Dass es zahlreiche persönliche Berührungspunkte zwischen ihnen gab, sei weniger bekannt. Vor allem für den Knaben Richard Wagner sei der 27 Jahre ältere Komponist und Dirigent Weber ein großes Vorbild gewesen, hieß es.
Die Ausstellung der Richard-Wagner-Stätten Graupa findet in Kooperation mit dem Carl-Maria-von-Weber-Museum Dresden statt. Sie ist bis zum 4. Oktober im Lohengrinhaus zu sehen. Carl Maria von Weber und Richard Wagner wirkten beide als Hofkapellmeister in Dresden und verbrachten die Sommerzeit gern in Domizilen in ländlicher Umgebung.
Experten diskutieren Einfluss fremder Kulturen
Die Dresdner Musikhochschule veranstaltet zum Weber-Jubiläum eine Fachkonferenz in Kooperation mit der Internationalen Carl Maria von Weber-Gesellschaft. Expertinnen und Experten aus Musik- und Kulturwissenschaft diskutieren am 29. und 30. Mai zur Auseinandersetzung mit der Musik fremder Kulturen.
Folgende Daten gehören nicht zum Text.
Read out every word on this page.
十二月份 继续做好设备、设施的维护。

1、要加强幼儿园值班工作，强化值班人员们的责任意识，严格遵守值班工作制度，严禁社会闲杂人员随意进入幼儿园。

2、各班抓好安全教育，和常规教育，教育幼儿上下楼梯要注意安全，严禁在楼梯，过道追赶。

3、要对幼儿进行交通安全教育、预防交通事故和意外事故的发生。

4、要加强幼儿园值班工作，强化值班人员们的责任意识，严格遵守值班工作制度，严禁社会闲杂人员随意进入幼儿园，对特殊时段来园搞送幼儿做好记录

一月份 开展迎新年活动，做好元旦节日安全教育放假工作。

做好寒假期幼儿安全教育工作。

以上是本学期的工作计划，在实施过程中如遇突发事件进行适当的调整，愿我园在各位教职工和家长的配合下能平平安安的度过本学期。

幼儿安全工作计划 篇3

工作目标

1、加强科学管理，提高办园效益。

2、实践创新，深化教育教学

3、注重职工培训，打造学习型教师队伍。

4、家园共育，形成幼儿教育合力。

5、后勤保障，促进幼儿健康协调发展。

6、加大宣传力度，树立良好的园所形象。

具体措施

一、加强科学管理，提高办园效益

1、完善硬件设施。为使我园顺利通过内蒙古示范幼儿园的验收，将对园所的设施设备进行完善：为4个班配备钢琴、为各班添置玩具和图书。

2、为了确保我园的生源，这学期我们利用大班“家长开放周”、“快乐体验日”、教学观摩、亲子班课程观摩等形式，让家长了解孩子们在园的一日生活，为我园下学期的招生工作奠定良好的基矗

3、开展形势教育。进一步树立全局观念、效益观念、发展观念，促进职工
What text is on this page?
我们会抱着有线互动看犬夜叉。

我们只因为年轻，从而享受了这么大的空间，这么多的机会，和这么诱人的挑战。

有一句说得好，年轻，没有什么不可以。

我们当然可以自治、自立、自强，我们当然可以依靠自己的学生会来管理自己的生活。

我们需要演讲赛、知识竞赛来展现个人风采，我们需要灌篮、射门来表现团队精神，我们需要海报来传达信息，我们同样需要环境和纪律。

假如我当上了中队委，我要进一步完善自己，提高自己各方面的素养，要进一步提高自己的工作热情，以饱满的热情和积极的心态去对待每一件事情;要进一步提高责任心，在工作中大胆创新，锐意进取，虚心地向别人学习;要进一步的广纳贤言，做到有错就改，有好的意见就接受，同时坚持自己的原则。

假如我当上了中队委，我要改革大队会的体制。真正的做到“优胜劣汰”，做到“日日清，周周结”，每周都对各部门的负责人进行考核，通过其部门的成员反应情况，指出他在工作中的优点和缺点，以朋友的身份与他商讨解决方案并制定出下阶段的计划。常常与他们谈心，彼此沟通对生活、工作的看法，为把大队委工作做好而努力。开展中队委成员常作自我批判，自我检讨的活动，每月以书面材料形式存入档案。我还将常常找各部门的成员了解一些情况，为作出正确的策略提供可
In einer Zeit, in der die deutsche Nationalkultur erst definiert wurde, habe Weber als „musikalischer Kosmopolit“ kontinuierlich „nationalcharakteristische“ Themen anderer Länder verarbeitet. Seine „musikalische Weltkarte reichte von Grönland bis China, von Schottland bis in den arabischen Orient“, hieß es.